[Footnote 14: See Leo, Hermes, 1903, p. 1 ff., questioned by Stampini, Le Bucoliche,’3 1905, p. 93.]
[Footnote 15: Capua and Nuceria were two of the cities near Naples where Vergil could see the work of eviction near at hand.]
The very deep sympathy of Vergil for the poor exiles rings also through the Dirae, a very surprising poem which he wrote at this same time, but on second thought suppressed. It has the bitterness of the first Eclogue without its grace and tactful beginning. The triumvirs were in no mood to read a book of lamentations. “Honey on the rim” was Lucretius’ wise precept, and it was doubtless a prudent impulse that substituted the Eclogue for the “Curses.” The former probably accomplished little enough, the latter would not even have been read.
The Dirae takes the form of a “cursing roundel,” a form once employed by Callimachus, who may have inherited it from the East. It calls down heaven’s wrath upon the confiscated lands in language as bitter as ever Mt. Ebal heard: fire and flood over the crops, blight upon the fruit, and pestilence upon the heartless barbarians who drive peaceful peasants into exile.
The setting is once more that of the country about Naples, of the Campanian hills and the sea coast, not that of Mantua.[16] It is doubtless the miserable poor of Capua and Nuceria that Vergil particularly has in mind. The singers are two slave-shepherds departing from the lands of a master who has been dispossessed. The poem is pervaded by a strong note of pity for the lovers of peace,—“pii cives,” shall we say the “pacifists,”—who had been punished for refusing to enlist in a civil war. A sympathy for them must have been deep in the gentle philosopher of the garden:
O male deuoti, praetorum
crimina, agelli![17]
Tuque inimica pii semper discordia ciuis.
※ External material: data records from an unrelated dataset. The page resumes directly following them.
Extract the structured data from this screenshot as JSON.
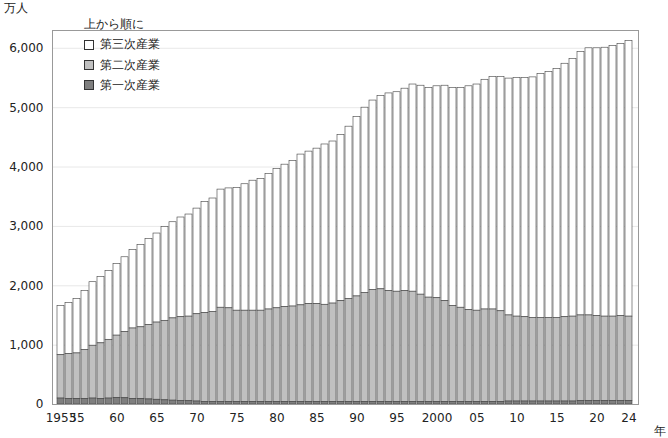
{
  "chart_data": {
    "type": "bar",
    "stacked": true,
    "y_label": "万人",
    "x_label": "年",
    "legend": "top-left",
    "legend_title": "上から順に",
    "grid": true,
    "categories": [
      "1953",
      null,
      "55",
      null,
      null,
      null,
      null,
      "60",
      null,
      null,
      null,
      null,
      "65",
      null,
      null,
      null,
      null,
      "70",
      null,
      null,
      null,
      null,
      "75",
      null,
      null,
      null,
      null,
      "80",
      null,
      null,
      null,
      null,
      "85",
      null,
      null,
      null,
      null,
      "90",
      null,
      null,
      null,
      null,
      "95",
      null,
      null,
      null,
      null,
      "2000",
      null,
      null,
      null,
      null,
      "05",
      null,
      null,
      null,
      null,
      "10",
      null,
      null,
      null,
      null,
      "15",
      null,
      null,
      null,
      null,
      "20",
      null,
      null,
      null,
      "24"
    ],
    "series": [
      {
        "name": "第三次産業",
        "color": "#ffffff",
        "values": [
          830,
          860,
          920,
          990,
          1070,
          1120,
          1160,
          1210,
          1260,
          1320,
          1390,
          1450,
          1500,
          1580,
          1620,
          1680,
          1720,
          1780,
          1870,
          1910,
          1990,
          2020,
          2070,
          2130,
          2190,
          2220,
          2280,
          2350,
          2400,
          2450,
          2540,
          2570,
          2620,
          2700,
          2730,
          2800,
          2900,
          3020,
          3120,
          3190,
          3260,
          3330,
          3360,
          3410,
          3490,
          3520,
          3530,
          3570,
          3630,
          3670,
          3700,
          3770,
          3810,
          3870,
          3920,
          3950,
          3990,
          4020,
          4030,
          4050,
          4110,
          4140,
          4190,
          4270,
          4340,
          4440,
          4500,
          4510,
          4530,
          4560,
          4580,
          4640
        ]
      },
      {
        "name": "第二次産業",
        "color": "#c0c0c0",
        "values": [
          730,
          755,
          770,
          825,
          890,
          935,
          990,
          1050,
          1115,
          1185,
          1210,
          1255,
          1300,
          1340,
          1385,
          1410,
          1425,
          1470,
          1495,
          1515,
          1585,
          1580,
          1540,
          1540,
          1540,
          1540,
          1560,
          1580,
          1600,
          1610,
          1630,
          1650,
          1650,
          1640,
          1660,
          1700,
          1740,
          1780,
          1840,
          1890,
          1900,
          1870,
          1860,
          1870,
          1860,
          1810,
          1760,
          1750,
          1700,
          1620,
          1590,
          1550,
          1540,
          1560,
          1560,
          1530,
          1450,
          1430,
          1420,
          1410,
          1410,
          1410,
          1410,
          1420,
          1430,
          1440,
          1440,
          1430,
          1420,
          1420,
          1430,
          1420
        ]
      },
      {
        "name": "第一次産業",
        "color": "#7f7f7f",
        "values": [
          100,
          95,
          90,
          95,
          100,
          95,
          100,
          110,
          105,
          95,
          90,
          85,
          80,
          70,
          65,
          60,
          55,
          50,
          45,
          45,
          45,
          40,
          40,
          40,
          40,
          40,
          40,
          40,
          40,
          40,
          40,
          40,
          40,
          40,
          40,
          40,
          40,
          40,
          40,
          40,
          40,
          40,
          40,
          40,
          40,
          40,
          40,
          40,
          40,
          40,
          40,
          40,
          40,
          40,
          40,
          40,
          50,
          50,
          50,
          50,
          50,
          50,
          50,
          50,
          50,
          60,
          60,
          60,
          60,
          60,
          60,
          60
        ]
      }
    ],
    "ylim": [
      0,
      6300
    ],
    "yticks": [
      0,
      {
        "value": 1000,
        "label": "1,000"
      },
      {
        "value": 2000,
        "label": "2,000"
      },
      {
        "value": 3000,
        "label": "3,000"
      },
      {
        "value": 4000,
        "label": "4,000"
      },
      {
        "value": 5000,
        "label": "5,000"
      },
      {
        "value": 6000,
        "label": "6,000"
      }
    ]
  }
}
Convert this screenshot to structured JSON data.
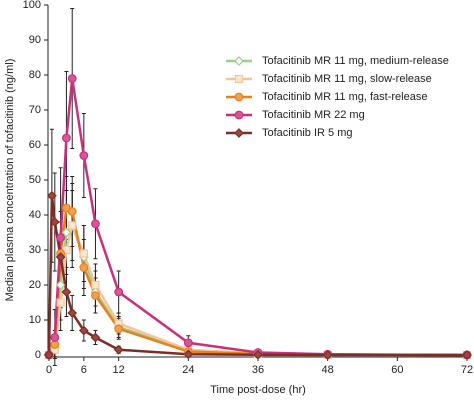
{
  "chart_data": {
    "type": "line",
    "xlabel": "Time post-dose (hr)",
    "ylabel": "Median plasma concentration of tofacitinib (ng/ml)",
    "xlim": [
      0,
      72
    ],
    "xticks": [
      0,
      6,
      12,
      24,
      36,
      48,
      60,
      72
    ],
    "ylim": [
      0,
      100
    ],
    "yticks": [
      0,
      10,
      20,
      30,
      40,
      50,
      60,
      70,
      80,
      90,
      100
    ],
    "series": [
      {
        "name": "Tofacitinib MR 11 mg, medium-release",
        "color": "#9ccf8a",
        "marker": "diamond",
        "marker_fill": "#ffffff",
        "x": [
          0,
          1,
          2,
          3,
          4,
          6,
          8,
          12,
          24,
          36,
          48,
          72
        ],
        "values": [
          0,
          2,
          20,
          35,
          37,
          28,
          18,
          8,
          1.2,
          0.3,
          0.1,
          0
        ],
        "errors": [
          0,
          3,
          10,
          12,
          12,
          9,
          6,
          3,
          1,
          0.3,
          0.1,
          0
        ]
      },
      {
        "name": "Tofacitinib MR 11 mg, slow-release",
        "color": "#f5c49a",
        "marker": "square",
        "marker_fill": "#fbe6d2",
        "x": [
          0,
          1,
          2,
          3,
          4,
          6,
          8,
          12,
          24,
          36,
          48,
          72
        ],
        "values": [
          0,
          1.5,
          15,
          30,
          37,
          29,
          20,
          9,
          1.5,
          0.4,
          0.1,
          0
        ],
        "errors": [
          0,
          2,
          8,
          12,
          10,
          8,
          6,
          3,
          1,
          0.3,
          0.1,
          0
        ]
      },
      {
        "name": "Tofacitinib MR 11 mg, fast-release",
        "color": "#e8801e",
        "marker": "circle",
        "marker_fill": "#f0a050",
        "x": [
          0,
          1,
          2,
          3,
          4,
          6,
          8,
          12,
          24,
          36,
          48,
          72
        ],
        "values": [
          0,
          3,
          29,
          42,
          41,
          25,
          17,
          7.5,
          1,
          0.3,
          0.1,
          0
        ],
        "errors": [
          0,
          4,
          12,
          9,
          10,
          8,
          5,
          3,
          1,
          0.3,
          0.1,
          0
        ]
      },
      {
        "name": "Tofacitinib MR 22 mg",
        "color": "#c8317a",
        "marker": "circle",
        "marker_fill": "#d9559a",
        "x": [
          0,
          1,
          2,
          3,
          4,
          6,
          8,
          12,
          24,
          36,
          48,
          72
        ],
        "values": [
          0,
          5,
          33.5,
          62,
          79,
          57,
          37.5,
          18,
          3.5,
          0.7,
          0.2,
          0
        ],
        "errors": [
          0,
          8,
          20,
          19,
          20,
          12,
          10,
          6,
          2,
          0.5,
          0.2,
          0
        ]
      },
      {
        "name": "Tofacitinib IR 5 mg",
        "color": "#7b2d26",
        "marker": "diamond",
        "marker_fill": "#9a4a3c",
        "x": [
          0,
          0.5,
          1,
          2,
          3,
          4,
          6,
          8,
          12,
          24,
          36,
          48,
          72
        ],
        "values": [
          0,
          45.5,
          38,
          28,
          18,
          12,
          7,
          5,
          1.5,
          0.2,
          0.05,
          0,
          0
        ],
        "errors": [
          0,
          19,
          14,
          10,
          7,
          5,
          3,
          2,
          1,
          0.2,
          0.05,
          0,
          0
        ]
      }
    ]
  }
}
Exsul ego indemnatus egens mea rura reliqui,
Miles ut accipiat funesti praemia belli.
Hinc ego de tumulo mea rura nouissima
uisam,
Hinc ibo in siluas: obstabunt iam
mihi colles,
Obstabunt montes, campos audire licebit.[18]
[Footnote 16: It is just possible that “Lycurgus” (l. 8) who is spoken of as the author of the mischief is meant for Alfenus Varus, who boasted of his knowledge of law. Horace lampoons him as Alfenus vafer.]
[Footnote 17:
Ye fields accursed for our statesmen’s
sins,
O Discord ever foe to men of peace,
In want, an exile, uncondemned, I yield
My lands, to pay the wages of a hell-born
war.
Ere I go hence, one last look towards
my fields,
Then to the woods I turn to close you
out
From view, but ye shall hear my curses
still.]
[Footnote 18: The Lydia which comes in the MS. attached to the Dirae is not Vergil’s. Nor can it be the famous poem of that name written by Valerius Cato, despite the opinion of Lindsay, Class. Review, 1918, p. 62. It is too slight and ineffectual to be identified with that work. The poem abounds with conceits that a neurotic and sentimental pupil of Propertius—not too well practiced in verse writing—would be likely to cull from his master.]